Their quest, he writes, is "a profoundly lonely thing to do."
More than anything, the book offers an inside look at what makes high school wrestling so different from other prep sports: the starvation diets to cut weight, the superhuman workouts, the pain management, the knowledge that one false move can result in a crushing pin in an otherwise spotless career.
With its chronicling of high school sports in small towns, "Four Days" is promoted as akin to "Friday Night Lights" and "Hoosiers." It probably will fall short of such high school sports royalty -- after all, not everyone is as crazy about wrestling as Iowans apparently are -- but it will be devoured by wrestlers and fans like a steak dinner after a championship.
In only one other year had two four-timers been crowned in the same season in Iowa. The 11,000 spectators in Des Moines for the finals, at Veterans Memorial Auditorium, known as the Barn, are well aware of this.
LeClere is a 140-pounder at rural North Linn High, a 1A school with a senior class of 50. His family, which has a history of depression, is bound by wrestling.
His father, Doug, is an assistant coach and in some ways is the emotional core of the book, because of his unwavering devotion to the sport in which he and all his sons have competed.
"In the end, Doug is a wrestler. He just ran out of teams to wrestle for," Kreidler writes.
The unassuming Borschel, from 3A Linn-Mar High in suburban Cedar Rapids, about 20 minutes from LeClere's school, has a sneaky sense of humor. Borschel is fueled more by doubt, perceived or otherwise, than by lineage. There is good reason to question his chances: He has won state titles at 103, 125 and 152 pounds and as a senior is up to 171. No Iowa four-timer has climbed that high on the weight ladder.
And when Borschel reaches the state tournament, he is battling bronchitis.
For casual readers, there probably are too many blow-by-blow accounts of matches over the book's 262 pages, and the story often strays from its main characters and becomes more about their teams. The usual suspects are here -- the kid who could be great if he took the sport more seriously, the chronically injured kid, the kid who is too hard on himself, the kid who turns in a better year than expected -- but because wrestling often is a solitary endeavor, the team dynamic is not as compelling as it would be in a book about football or basketball.

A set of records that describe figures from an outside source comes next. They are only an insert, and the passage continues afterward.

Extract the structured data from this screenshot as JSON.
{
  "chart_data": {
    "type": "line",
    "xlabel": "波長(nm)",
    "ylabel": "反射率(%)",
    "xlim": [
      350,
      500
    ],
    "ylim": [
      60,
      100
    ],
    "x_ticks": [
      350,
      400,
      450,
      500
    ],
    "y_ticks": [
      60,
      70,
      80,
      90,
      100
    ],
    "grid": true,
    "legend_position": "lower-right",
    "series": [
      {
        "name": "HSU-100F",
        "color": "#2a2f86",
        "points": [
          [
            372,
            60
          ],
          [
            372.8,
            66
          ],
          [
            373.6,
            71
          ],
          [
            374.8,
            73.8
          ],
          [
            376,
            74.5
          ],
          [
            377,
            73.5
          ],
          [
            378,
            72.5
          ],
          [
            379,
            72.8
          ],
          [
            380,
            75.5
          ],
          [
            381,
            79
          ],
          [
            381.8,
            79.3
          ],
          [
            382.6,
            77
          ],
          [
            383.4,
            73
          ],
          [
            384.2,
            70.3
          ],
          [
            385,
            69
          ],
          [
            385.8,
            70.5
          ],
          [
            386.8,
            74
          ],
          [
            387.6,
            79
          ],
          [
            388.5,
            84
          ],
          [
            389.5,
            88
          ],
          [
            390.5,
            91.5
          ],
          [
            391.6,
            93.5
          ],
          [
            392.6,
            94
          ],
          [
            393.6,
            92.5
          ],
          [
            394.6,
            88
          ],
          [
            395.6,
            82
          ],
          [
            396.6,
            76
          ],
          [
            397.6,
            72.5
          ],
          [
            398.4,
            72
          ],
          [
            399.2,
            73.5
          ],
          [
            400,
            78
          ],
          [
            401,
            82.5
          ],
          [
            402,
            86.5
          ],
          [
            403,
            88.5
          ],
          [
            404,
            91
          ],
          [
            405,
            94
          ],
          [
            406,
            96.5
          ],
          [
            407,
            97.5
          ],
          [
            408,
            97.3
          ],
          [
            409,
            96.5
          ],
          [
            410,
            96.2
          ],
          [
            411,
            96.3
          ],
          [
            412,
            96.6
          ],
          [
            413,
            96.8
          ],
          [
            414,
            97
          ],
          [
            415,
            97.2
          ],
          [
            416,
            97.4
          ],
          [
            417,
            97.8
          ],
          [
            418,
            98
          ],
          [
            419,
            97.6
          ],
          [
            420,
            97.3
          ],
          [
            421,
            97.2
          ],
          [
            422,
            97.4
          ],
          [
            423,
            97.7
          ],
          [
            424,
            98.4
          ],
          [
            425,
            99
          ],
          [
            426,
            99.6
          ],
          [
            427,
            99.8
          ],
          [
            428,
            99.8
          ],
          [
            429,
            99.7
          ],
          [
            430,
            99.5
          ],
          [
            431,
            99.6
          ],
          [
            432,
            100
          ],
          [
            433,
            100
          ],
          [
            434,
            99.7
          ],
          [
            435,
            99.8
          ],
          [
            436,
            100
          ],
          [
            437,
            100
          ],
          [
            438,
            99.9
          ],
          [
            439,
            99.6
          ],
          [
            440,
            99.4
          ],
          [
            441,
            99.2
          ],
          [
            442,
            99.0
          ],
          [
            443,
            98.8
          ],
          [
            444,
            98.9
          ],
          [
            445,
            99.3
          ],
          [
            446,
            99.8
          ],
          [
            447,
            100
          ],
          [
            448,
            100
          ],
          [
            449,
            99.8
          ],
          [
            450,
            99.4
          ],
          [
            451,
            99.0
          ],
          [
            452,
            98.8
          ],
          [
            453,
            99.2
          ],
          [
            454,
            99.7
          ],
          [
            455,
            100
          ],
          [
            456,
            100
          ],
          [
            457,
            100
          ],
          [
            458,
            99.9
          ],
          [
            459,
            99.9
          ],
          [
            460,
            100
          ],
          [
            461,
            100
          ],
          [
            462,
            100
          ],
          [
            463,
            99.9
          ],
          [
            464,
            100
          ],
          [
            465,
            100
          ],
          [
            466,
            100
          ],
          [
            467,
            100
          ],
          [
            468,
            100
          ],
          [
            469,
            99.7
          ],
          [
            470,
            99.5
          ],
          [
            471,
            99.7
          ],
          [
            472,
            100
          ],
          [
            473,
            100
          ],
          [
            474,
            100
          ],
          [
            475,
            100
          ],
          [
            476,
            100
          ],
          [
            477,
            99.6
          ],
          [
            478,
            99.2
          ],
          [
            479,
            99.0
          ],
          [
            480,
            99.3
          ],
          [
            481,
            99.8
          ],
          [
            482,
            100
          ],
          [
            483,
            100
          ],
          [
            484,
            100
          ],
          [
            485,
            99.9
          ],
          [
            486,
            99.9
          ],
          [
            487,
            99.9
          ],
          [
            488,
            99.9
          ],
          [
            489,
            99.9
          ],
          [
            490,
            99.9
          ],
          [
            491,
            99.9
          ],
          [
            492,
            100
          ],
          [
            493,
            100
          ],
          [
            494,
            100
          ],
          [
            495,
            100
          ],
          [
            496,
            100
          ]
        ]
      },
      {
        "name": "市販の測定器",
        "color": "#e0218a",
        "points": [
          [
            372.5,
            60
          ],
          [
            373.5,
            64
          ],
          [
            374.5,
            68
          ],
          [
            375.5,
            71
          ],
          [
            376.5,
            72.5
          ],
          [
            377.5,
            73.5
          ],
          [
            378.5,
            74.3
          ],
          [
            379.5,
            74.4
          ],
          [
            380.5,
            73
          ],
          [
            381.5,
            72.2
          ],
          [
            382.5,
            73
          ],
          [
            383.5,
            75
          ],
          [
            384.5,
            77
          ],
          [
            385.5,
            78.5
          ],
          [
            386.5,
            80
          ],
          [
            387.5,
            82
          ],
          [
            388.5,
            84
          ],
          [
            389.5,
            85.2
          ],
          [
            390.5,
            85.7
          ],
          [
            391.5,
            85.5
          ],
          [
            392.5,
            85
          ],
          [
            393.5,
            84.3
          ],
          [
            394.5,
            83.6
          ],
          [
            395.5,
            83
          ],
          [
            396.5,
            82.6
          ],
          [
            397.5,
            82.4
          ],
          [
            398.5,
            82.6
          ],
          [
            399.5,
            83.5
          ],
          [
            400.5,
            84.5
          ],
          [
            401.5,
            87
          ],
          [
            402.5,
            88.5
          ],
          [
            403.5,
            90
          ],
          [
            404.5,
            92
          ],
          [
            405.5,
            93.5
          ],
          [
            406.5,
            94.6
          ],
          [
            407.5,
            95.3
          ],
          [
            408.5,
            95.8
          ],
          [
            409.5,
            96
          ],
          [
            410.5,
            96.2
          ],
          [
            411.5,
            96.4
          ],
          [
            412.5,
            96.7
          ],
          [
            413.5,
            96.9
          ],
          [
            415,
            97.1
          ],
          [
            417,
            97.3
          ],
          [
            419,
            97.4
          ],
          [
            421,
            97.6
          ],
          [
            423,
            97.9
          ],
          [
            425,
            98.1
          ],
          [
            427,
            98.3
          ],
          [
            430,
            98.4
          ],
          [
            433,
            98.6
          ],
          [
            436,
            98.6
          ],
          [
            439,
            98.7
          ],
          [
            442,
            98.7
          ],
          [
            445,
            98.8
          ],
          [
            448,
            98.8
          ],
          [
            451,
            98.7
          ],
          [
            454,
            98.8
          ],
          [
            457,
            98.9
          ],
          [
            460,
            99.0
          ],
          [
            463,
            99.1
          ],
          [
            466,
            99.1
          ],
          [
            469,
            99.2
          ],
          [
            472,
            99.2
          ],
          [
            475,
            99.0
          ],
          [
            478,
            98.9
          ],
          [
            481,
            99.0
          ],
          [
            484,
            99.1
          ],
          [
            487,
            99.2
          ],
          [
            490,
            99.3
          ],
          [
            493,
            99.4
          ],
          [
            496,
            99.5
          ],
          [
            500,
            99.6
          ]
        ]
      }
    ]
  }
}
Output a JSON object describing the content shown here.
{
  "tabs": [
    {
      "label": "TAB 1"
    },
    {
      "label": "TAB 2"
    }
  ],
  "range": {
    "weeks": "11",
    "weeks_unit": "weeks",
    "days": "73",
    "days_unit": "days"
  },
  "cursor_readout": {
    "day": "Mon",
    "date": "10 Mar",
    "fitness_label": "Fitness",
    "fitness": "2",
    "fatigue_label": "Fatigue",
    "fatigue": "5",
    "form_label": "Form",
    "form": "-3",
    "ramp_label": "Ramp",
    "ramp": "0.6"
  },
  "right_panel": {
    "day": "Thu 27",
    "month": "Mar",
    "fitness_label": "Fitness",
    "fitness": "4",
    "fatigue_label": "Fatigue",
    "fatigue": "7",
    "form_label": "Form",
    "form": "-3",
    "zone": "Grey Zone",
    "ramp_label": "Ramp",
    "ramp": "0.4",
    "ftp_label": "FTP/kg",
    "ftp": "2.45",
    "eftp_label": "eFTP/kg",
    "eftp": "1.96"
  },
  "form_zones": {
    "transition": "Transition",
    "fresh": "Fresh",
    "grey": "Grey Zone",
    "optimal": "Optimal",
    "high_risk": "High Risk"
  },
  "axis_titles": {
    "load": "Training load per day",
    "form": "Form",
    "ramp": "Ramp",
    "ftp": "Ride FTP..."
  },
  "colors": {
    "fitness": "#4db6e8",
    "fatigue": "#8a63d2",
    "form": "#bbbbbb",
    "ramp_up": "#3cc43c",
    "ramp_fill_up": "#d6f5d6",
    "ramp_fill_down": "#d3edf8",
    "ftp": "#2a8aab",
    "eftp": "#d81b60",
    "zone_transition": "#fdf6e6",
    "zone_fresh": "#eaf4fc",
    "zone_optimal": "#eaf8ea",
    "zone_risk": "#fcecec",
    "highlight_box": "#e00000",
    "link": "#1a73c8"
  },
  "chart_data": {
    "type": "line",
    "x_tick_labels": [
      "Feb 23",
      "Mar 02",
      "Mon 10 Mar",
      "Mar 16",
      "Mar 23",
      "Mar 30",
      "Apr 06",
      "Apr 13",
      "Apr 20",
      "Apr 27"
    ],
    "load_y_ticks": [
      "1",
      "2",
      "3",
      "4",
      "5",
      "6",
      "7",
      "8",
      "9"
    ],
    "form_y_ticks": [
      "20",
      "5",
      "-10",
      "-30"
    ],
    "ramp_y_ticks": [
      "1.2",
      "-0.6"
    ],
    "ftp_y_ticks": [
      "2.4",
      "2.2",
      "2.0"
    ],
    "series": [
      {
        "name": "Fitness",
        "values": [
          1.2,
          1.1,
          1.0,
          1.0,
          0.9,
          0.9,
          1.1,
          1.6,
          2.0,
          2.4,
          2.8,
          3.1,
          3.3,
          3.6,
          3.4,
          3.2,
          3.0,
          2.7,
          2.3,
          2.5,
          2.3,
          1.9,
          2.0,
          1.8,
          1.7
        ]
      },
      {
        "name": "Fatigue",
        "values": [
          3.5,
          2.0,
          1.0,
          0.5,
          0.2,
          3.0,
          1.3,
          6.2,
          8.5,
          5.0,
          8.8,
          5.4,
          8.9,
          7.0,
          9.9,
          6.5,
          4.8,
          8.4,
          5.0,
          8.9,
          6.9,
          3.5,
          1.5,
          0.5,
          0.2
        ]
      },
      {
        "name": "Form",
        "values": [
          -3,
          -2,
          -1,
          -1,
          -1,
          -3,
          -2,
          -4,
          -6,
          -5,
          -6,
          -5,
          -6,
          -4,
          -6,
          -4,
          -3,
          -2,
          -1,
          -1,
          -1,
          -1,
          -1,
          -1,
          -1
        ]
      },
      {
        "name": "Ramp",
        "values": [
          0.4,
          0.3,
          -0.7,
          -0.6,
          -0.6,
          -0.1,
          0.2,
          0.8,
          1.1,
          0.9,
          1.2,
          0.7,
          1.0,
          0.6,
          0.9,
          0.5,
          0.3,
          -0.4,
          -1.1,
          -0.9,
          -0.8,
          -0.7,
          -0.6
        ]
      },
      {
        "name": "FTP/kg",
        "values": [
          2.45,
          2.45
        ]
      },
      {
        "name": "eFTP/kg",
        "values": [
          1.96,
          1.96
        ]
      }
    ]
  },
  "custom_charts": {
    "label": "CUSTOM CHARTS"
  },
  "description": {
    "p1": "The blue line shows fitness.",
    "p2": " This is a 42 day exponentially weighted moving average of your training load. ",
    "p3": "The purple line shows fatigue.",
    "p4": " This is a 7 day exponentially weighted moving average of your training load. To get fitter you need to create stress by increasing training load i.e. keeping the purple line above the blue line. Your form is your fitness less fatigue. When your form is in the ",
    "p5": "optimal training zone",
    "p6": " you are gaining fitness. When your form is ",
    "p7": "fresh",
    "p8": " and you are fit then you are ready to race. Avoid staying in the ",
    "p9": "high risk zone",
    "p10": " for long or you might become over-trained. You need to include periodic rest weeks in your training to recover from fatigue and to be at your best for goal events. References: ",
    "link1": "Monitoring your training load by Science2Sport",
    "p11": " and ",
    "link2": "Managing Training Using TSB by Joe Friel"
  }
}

Although the grind of the season is part of the pursuit, "Four Days" works best when Kreidler tackles the sociology of the sport.
He is an outsider documenting athletes who consider themselves outsiders. They suffer privately -- in their training and eating habits, for instance -- and yet when they lose, they do so publicly, with no one to blame but themselves in what Kreidler describes as "a sport that reveals character as much as shapes it."
The author also deftly lays out why Iowans, who are known as such decent people and who have the highest literacy rate in the country, have such a love for a "gladiatorial spectacle" that entails two sweaty boys rolling into human pretzels, with blood, mucus or vomit only a scratch, sneeze or grunt away. "Chess with body parts" is how Kreidler puts it.
The beauty is in the commitment ("savoring the sacrifice") and in the basic mechanical skills that have survived the centuries.
Texas small towns rallied around football. Indiana small towns rallied around basketball. And Iowa small towns, spurred by one of their own, early-1900s legend Frank Gotch, embraced wrestling.
"Wrestling long ago became a surrogate for many of Iowans' perceptions of themselves, particularly those who spent days working the land," Kreidler writes. "It was basic and it was predicated on strength of body and strength of mind; and just about anybody could learn to do it. Iowa got better at it than anybody else. And over time, that became a calling card in itself, something that did distinguish the state. It became a thing to be cherished and appreciated and bragged upon, and one generation of wrestlers gave rise to the next until a century had flown by."
Aside from some minor missteps -- a misnamed Tom Petty song, a couple of not-in-quotes expletives that feel out of place -- "Four Days" does its subjects, and subject matter, justice. Any high school wrestling fan would raise Kreidler's arm in triumph.